Para Mônica, esse espírito irrequieto de Cláudio foi seu maior legado. "Ele foi muito mais importante, a meu ver, como modelo de vida do que como gestor cultural. O cargo apenas publicizou isso. Conheci de perto seus gabinetes, sempre de portas abertas. E sua preocupação em atender a todos", lembra.
Em 1985, Cláudio ajudou a criar a Fundação de Cultura, Esporte e Turismo (que deu origem à Secretaria da Cultura de Fortaleza), além de tê-la dirigido durante maior parte da década seguinte. "A Prefeitura viveu momentos de grandes festas e eventos culturais em toda a cidade. Lembro de bares que ele descobria na periferia e nos levava para conhecer", revela Mônica. "Depois fazia captação para manifestações culturais das redondezas. Isso ninguém pode imitar. Era algo tão natural que deixava de ser trabalho e virava uma grande festa".
Roteiro
Bar de Seu Airton (R. Tomás Acioli, próximo à Torre Quixadá) - Quarta-feira à noite
Bar do Carlinhos (Largo do Mincharia, na Praia de Iracema) - Quinta-feira à noite
Restaurante Zena (R. Meton Alencar, 549, Centro) - Almoço na sexta-feira
Bar do Ciço (R. Padre, Quinderé, 165) - Sexta-feira à noite
LaVilany (R. Olga Barroso, 331, Mucuripe) - Almoço no sábado
Raimundo dos Queijos (Travessa Crato, s/n, Centro) - Fim da manhã de domingo
Cantinho do Frango (R. Torres Câmara, 71) - Almoço no domingo
Flórida Bar (R. Dom Joaquim, 68 - Praia de Iracema) - Domingo à noite
Pagode da Mocinha (R. Pe. Climério, 140) - Domingo à noite
Bar do Pedim (R. Jorge da Rocha, entre as ruas Silva Paulet e José Vilar) - Segunda-feira à noite
ADRIANA MARTINS
REPÓRTER
http://diariodonordeste.globo.com/materia.asp?codigo=978114
2 comentários:
Eu, como frequentador do bra Raimundo dos queijos, por muitas vezes encontreia a figura do Cláudio Pereira. Sua chegada era sembre festejada pelos que alí estavam.
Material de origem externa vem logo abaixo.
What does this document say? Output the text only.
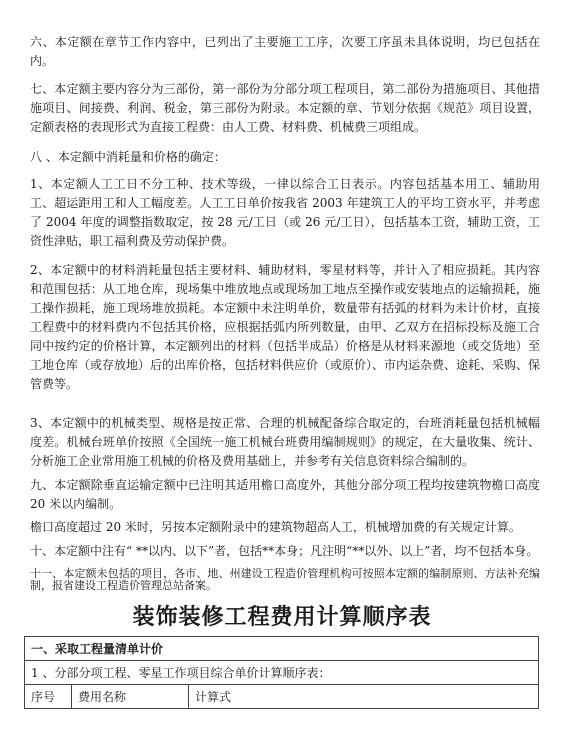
六、本定额在章节工作内容中，已列出了主要施工工序，次要工序虽未具体说明，均已包括在内。

七、本定额主要内容分为三部份，第一部份为分部分项工程项目，第二部份为措施项目、其他措施项目、间接费、利润、税金，第三部份为附录。本定额的章、节划分依据《规范》项目设置，定额表格的表现形式为直接工程费：由人工费、材料费、机械费三项组成。

八 、本定额中消耗量和价格的确定：

1、本定额人工工日不分工种、技术等级，一律以综合工日表示。内容包括基本用工、辅助用工、超运距用工和人工幅度差。人工工日单价按我省 2003 年建筑工人的平均工资水平，并考虑了 2004 年度的调整指数取定，按 28 元/工日（或 26 元/工日），包括基本工资，辅助工资，工资性津贴，职工福利费及劳动保护费。

2、本定额中的材料消耗量包括主要材料、辅助材料，零星材料等，并计入了相应损耗。其内容和范围包括：从工地仓库，现场集中堆放地点或现场加工地点至操作或安装地点的运输损耗，施工操作损耗，施工现场堆放损耗。本定额中未注明单价，数量带有括弧的材料为未计价材，直接工程费中的材料费内不包括其价格，应根据括弧内所列数量，由甲、乙双方在招标投标及施工合同中按约定的价格计算，本定额列出的材料（包括半成品）价格是从材料来源地（或交货地）至工地仓库（或存放地）后的出库价格，包括材料供应价（或原价）、市内运杂费、途耗、采购、保管费等。

3、本定额中的机械类型、规格是按正常、合理的机械配备综合取定的，台班消耗量包括机械幅度差。机械台班单价按照《全国统一施工机械台班费用编制规则》的规定，在大量收集、统计、分析施工企业常用施工机械的价格及费用基础上，并参考有关信息资料综合编制的。

九、本定额除垂直运输定额中已注明其适用檐口高度外，其他分部分项工程均按建筑物檐口高度 20 米以内编制。

檐口高度超过 20 米时，另按本定额附录中的建筑物超高人工，机械增加费的有关规定计算。

十、本定额中注有“ **以内、以下”者，包括**本身；凡注明“**以外、以上”者，均不包括本身。

十一、本定额未包括的项目，各市、地、州建设工程造价管理机构可按照本定额的编制原则、方法补充编制，报省建设工程造价管理总站备案。

装饰装修工程费用计算顺序表
一、采取工程量清单计价
1 、分部分项工程、零星工作项目综合单价计算顺序表：
序号	费用名称	计算式
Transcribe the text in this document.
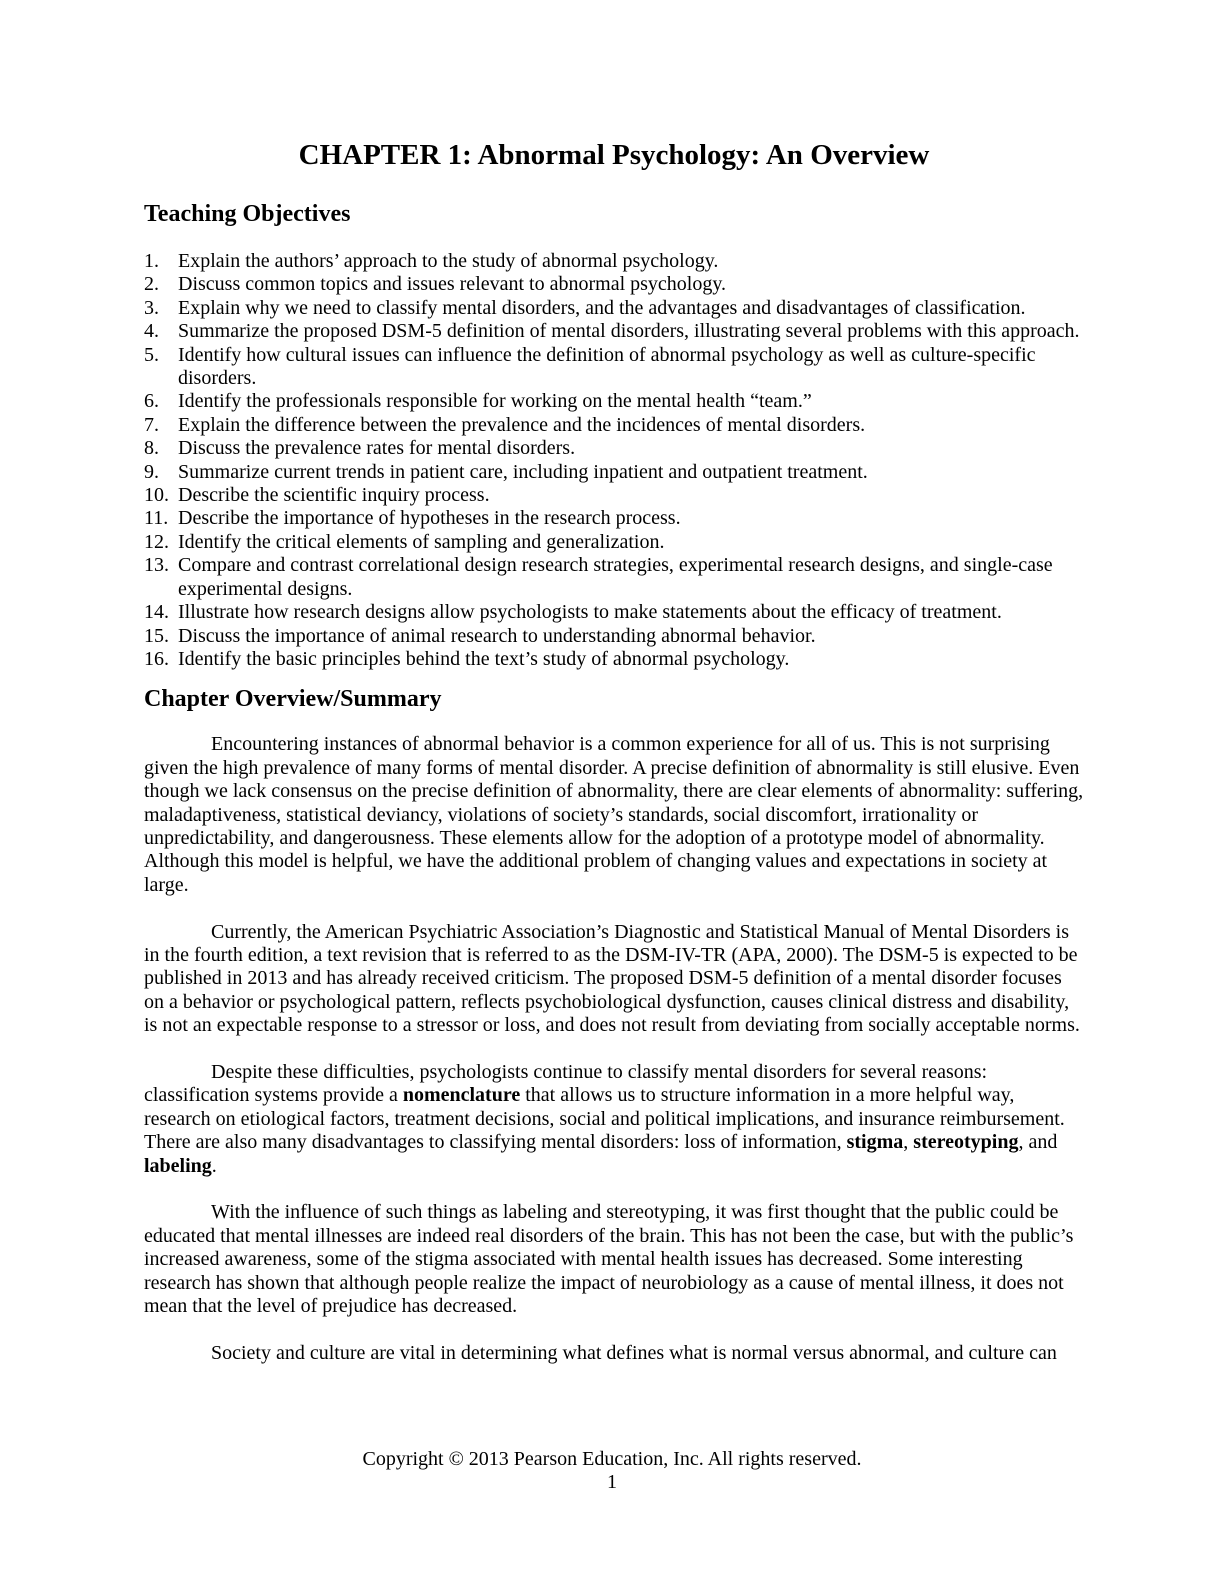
CHAPTER 1: Abnormal Psychology: An Overview
Teaching Objectives
1. Explain the authors’ approach to the study of abnormal psychology.
2. Discuss common topics and issues relevant to abnormal psychology.
3. Explain why we need to classify mental disorders, and the advantages and disadvantages of classification.
4. Summarize the proposed DSM-5 definition of mental disorders, illustrating several problems with this approach.
5. Identify how cultural issues can influence the definition of abnormal psychology as well as culture-specific disorders.
6. Identify the professionals responsible for working on the mental health “team.”
7. Explain the difference between the prevalence and the incidences of mental disorders.
8. Discuss the prevalence rates for mental disorders.
9. Summarize current trends in patient care, including inpatient and outpatient treatment.
10. Describe the scientific inquiry process.
11. Describe the importance of hypotheses in the research process.
12. Identify the critical elements of sampling and generalization.
13. Compare and contrast correlational design research strategies, experimental research designs, and single-case experimental designs.
14. Illustrate how research designs allow psychologists to make statements about the efficacy of treatment.
15. Discuss the importance of animal research to understanding abnormal behavior.
16. Identify the basic principles behind the text’s study of abnormal psychology.
Chapter Overview/Summary

Encountering instances of abnormal behavior is a common experience for all of us. This is not surprising given the high prevalence of many forms of mental disorder. A precise definition of abnormality is still elusive. Even though we lack consensus on the precise definition of abnormality, there are clear elements of abnormality: suffering, maladaptiveness, statistical deviancy, violations of society’s standards, social discomfort, irrationality or unpredictability, and dangerousness. These elements allow for the adoption of a prototype model of abnormality. Although this model is helpful, we have the additional problem of changing values and expectations in society at large.

Currently, the American Psychiatric Association’s Diagnostic and Statistical Manual of Mental Disorders is in the fourth edition, a text revision that is referred to as the DSM-IV-TR (APA, 2000). The DSM-5 is expected to be published in 2013 and has already received criticism. The proposed DSM-5 definition of a mental disorder focuses on a behavior or psychological pattern, reflects psychobiological dysfunction, causes clinical distress and disability, is not an expectable response to a stressor or loss, and does not result from deviating from socially acceptable norms.

Despite these difficulties, psychologists continue to classify mental disorders for several reasons: classification systems provide a nomenclature that allows us to structure information in a more helpful way, research on etiological factors, treatment decisions, social and political implications, and insurance reimbursement. There are also many disadvantages to classifying mental disorders: loss of information, stigma, stereotyping, and labeling.

With the influence of such things as labeling and stereotyping, it was first thought that the public could be educated that mental illnesses are indeed real disorders of the brain. This has not been the case, but with the public’s increased awareness, some of the stigma associated with mental health issues has decreased. Some interesting research has shown that although people realize the impact of neurobiology as a cause of mental illness, it does not mean that the level of prejudice has decreased.

Society and culture are vital in determining what defines what is normal versus abnormal, and culture can

Copyright © 2013 Pearson Education, Inc. All rights reserved.
1
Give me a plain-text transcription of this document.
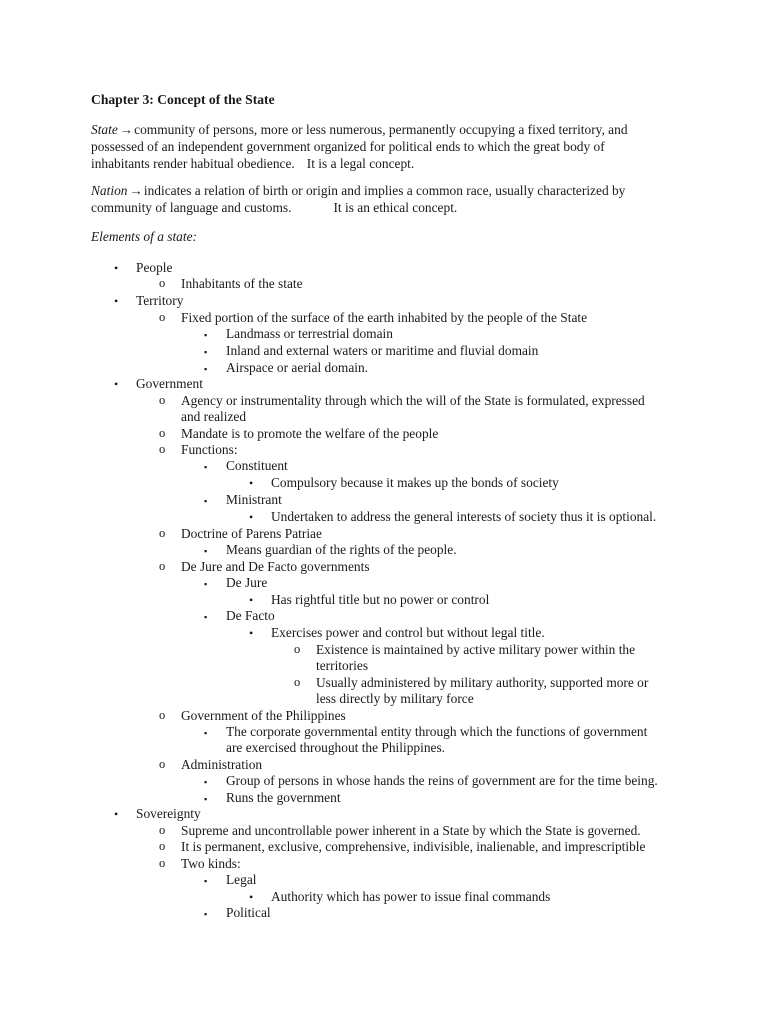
Chapter 3: Concept of the State
State →community of persons, more or less numerous, permanently occupying a fixed territory, and
possessed of an independent government organized for political ends to which the great body of
inhabitants render habitual obedience. It is a legal concept.
Nation →indicates a relation of birth or origin and implies a common race, usually characterized by
community of language and customs.	It is an ethical concept.
Elements of a state:
• People
o Inhabitants of the state
• Territory
o Fixed portion of the surface of the earth inhabited by the people of the State
▪ Landmass or terrestrial domain
▪ Inland and external waters or maritime and fluvial domain
▪ Airspace or aerial domain.
• Government
o Agency or instrumentality through which the will of the State is formulated, expressed
and realized
o Mandate is to promote the welfare of the people
o Functions:
▪ Constituent
• Compulsory because it makes up the bonds of society
▪ Ministrant
• Undertaken to address the general interests of society thus it is optional.
o Doctrine of Parens Patriae
▪ Means guardian of the rights of the people.
o De Jure and De Facto governments
▪ De Jure
• Has rightful title but no power or control
▪ De Facto
• Exercises power and control but without legal title.
o Existence is maintained by active military power within the
territories
o Usually administered by military authority, supported more or
less directly by military force
o Government of the Philippines
▪ The corporate governmental entity through which the functions of government
are exercised throughout the Philippines.
o Administration
▪ Group of persons in whose hands the reins of government are for the time being.
▪ Runs the government
• Sovereignty
o Supreme and uncontrollable power inherent in a State by which the State is governed.
o It is permanent, exclusive, comprehensive, indivisible, inalienable, and imprescriptible
o Two kinds:
▪ Legal
• Authority which has power to issue final commands
▪ Political
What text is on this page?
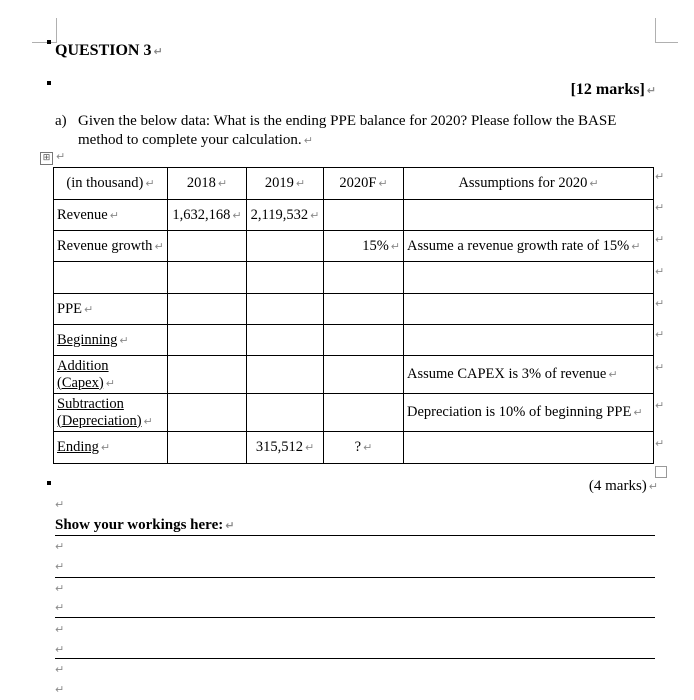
QUESTION 3 ↵
[12 marks] ↵
a) Given the below data: What is the ending PPE balance for 2020? Please follow the BASE method to complete your calculation. ↵
⊞ ↵
(in thousand) ↵	2018 ↵	2019 ↵	2020F ↵	Assumptions for 2020 ↵
Revenue ↵	1,632,168 ↵	2,119,532 ↵		
Revenue growth ↵			15% ↵	Assume a revenue growth rate of 15% ↵

PPE ↵				
Beginning ↵				
Addition (Capex) ↵				Assume CAPEX is 3% of revenue ↵
Subtraction (Depreciation) ↵				Depreciation is 10% of beginning PPE ↵
Ending ↵		315,512 ↵	? ↵	
↵
↵
↵
↵
↵
↵
↵
↵
↵
(4 marks) ↵
↵
Show your workings here: ↵
↵
↵
↵
↵
↵
↵
↵
↵
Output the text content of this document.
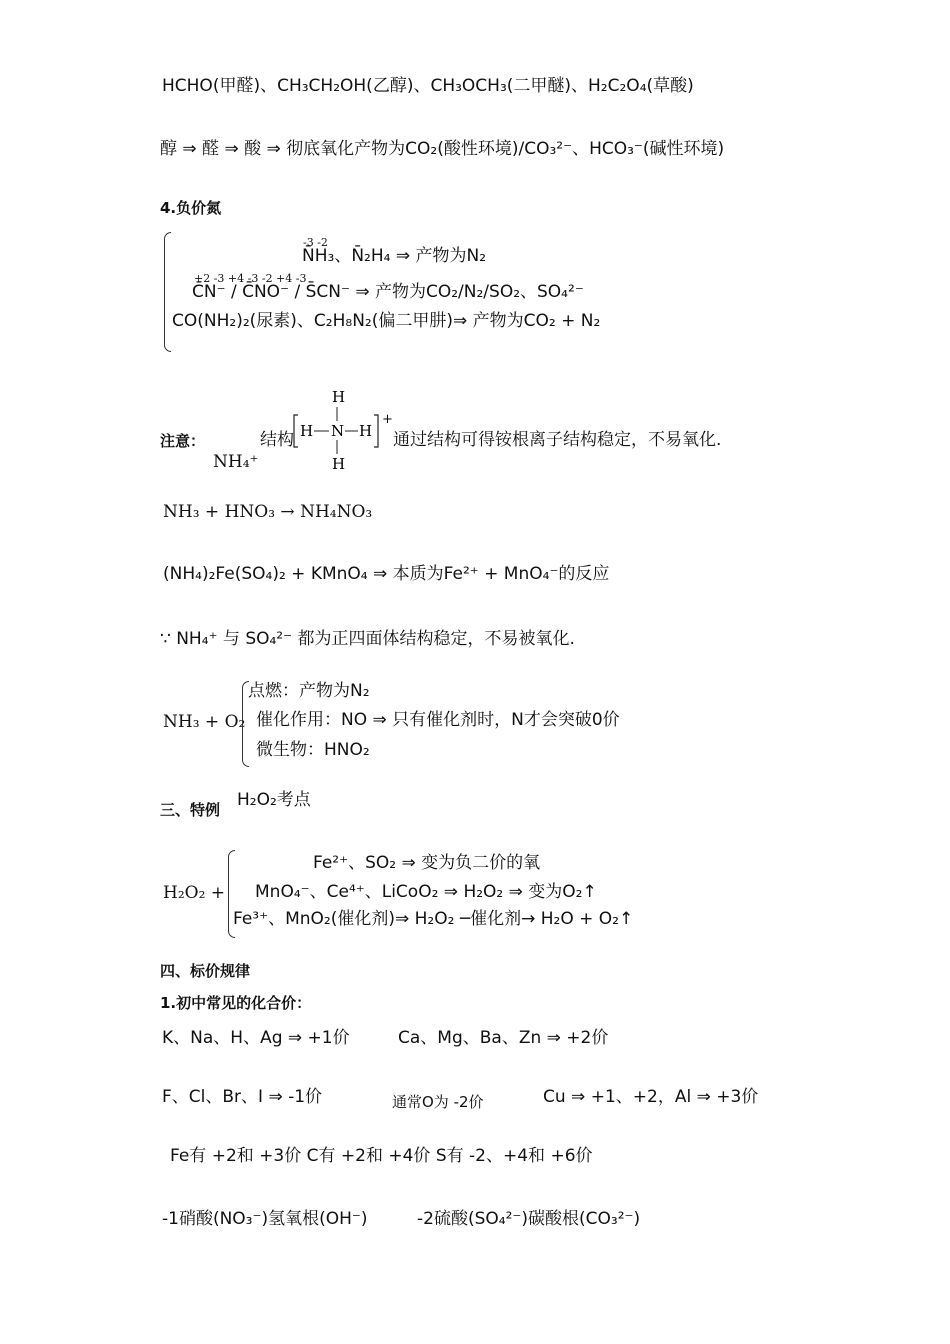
HCHO(甲醛)、CH₃CH₂OH(乙醇)、CH₃OCH₃(二甲醚)、H₂C₂O₄(草酸)
醇 ⇒ 醛 ⇒ 酸 ⇒ 彻底氧化产物为CO₂(酸性环境)/CO₃²⁻、HCO₃⁻(碱性环境)
4.负价氮
-3 -2
N̄H₃、N̄₂H₄ ⇒ 产物为N₂
+2 -3 +4 -3 -2 +4 -3
C̄N⁻ / C̄NO⁻ / S̄CN⁻ ⇒ 产物为CO₂/N₂/SO₂、SO₄²⁻
CO(NH₂)₂(尿素)、C₂H₈N₂(偏二甲肼)⇒ 产物为CO₂ + N₂
注意：
NH₄⁺
结构
H
H N H
H
+
通过结构可得铵根离子结构稳定，不易氧化.
NH₃ + HNO₃ → NH₄NO₃
(NH₄)₂Fe(SO₄)₂ + KMnO₄ ⇒ 本质为Fe²⁺ + MnO₄⁻的反应
∵ NH₄⁺ 与 SO₄²⁻ 都为正四面体结构稳定，不易被氧化.
NH₃ + O₂
点燃：产物为N₂
催化作用：NO ⇒ 只有催化剂时，N才会突破0价
微生物：HNO₂
三、特例 H₂O₂考点
H₂O₂ +
Fe²⁺、SO₂ ⇒ 变为负二价的氧
MnO₄⁻、Ce⁴⁺、LiCoO₂ ⇒ H₂O₂ ⇒ 变为O₂↑
Fe³⁺、MnO₂(催化剂)⇒ H₂O₂ ─催化剂→ H₂O + O₂↑
四、标价规律
1.初中常见的化合价：
K、Na、H、Ag ⇒ +1价	Ca、Mg、Ba、Zn ⇒ +2价
F、Cl、Br、I ⇒ -1价	通常O为 -2价	Cu ⇒ +1、+2，Al ⇒ +3价
Fe有 +2和 +3价 C有 +2和 +4价 S有 -2、+4和 +6价
-1硝酸(NO₃⁻)氢氧根(OH⁻)	-2硫酸(SO₄²⁻)碳酸根(CO₃²⁻)
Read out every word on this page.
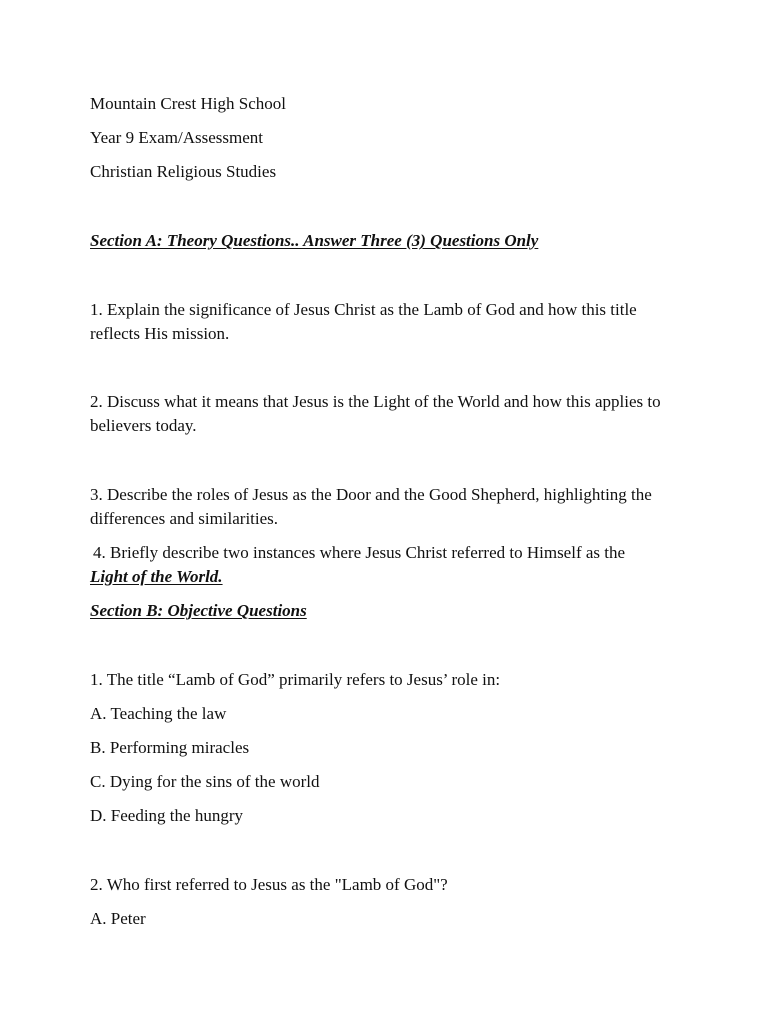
Mountain Crest High School
Year 9 Exam/Assessment
Christian Religious Studies
Section A: Theory Questions.. Answer Three (3) Questions Only
1. Explain the significance of Jesus Christ as the Lamb of God and how this title reflects His mission.
2. Discuss what it means that Jesus is the Light of the World and how this applies to believers today.
3. Describe the roles of Jesus as the Door and the Good Shepherd, highlighting the differences and similarities.
4. Briefly describe two instances where Jesus Christ referred to Himself as the
Light of the World.
Section B: Objective Questions
1. The title “Lamb of God” primarily refers to Jesus’ role in:
A. Teaching the law
B. Performing miracles
C. Dying for the sins of the world
D. Feeding the hungry
2. Who first referred to Jesus as the "Lamb of God"?
A. Peter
Vou tentar participar das homenagens nesse domingo.
Guto,
Cláudio, de fato, foi uma pessoa muito especial. Sabia cultivar as amizades como ninguém e viveu com total intensidade, não se importando em ser paraplégico. Considero-me o felizardo pela atenção que ele me dedicava. O fato de ser primo da Itacoeli só veio a reforçar uma amizade bem anterior a eu conhecê-la. Ele só me chamava de "meu primo" dada a grande afeição que ele tinha a mim e que era recíproca.
Eu gostaria de estar em Fortaleza para participar dessas homenagens.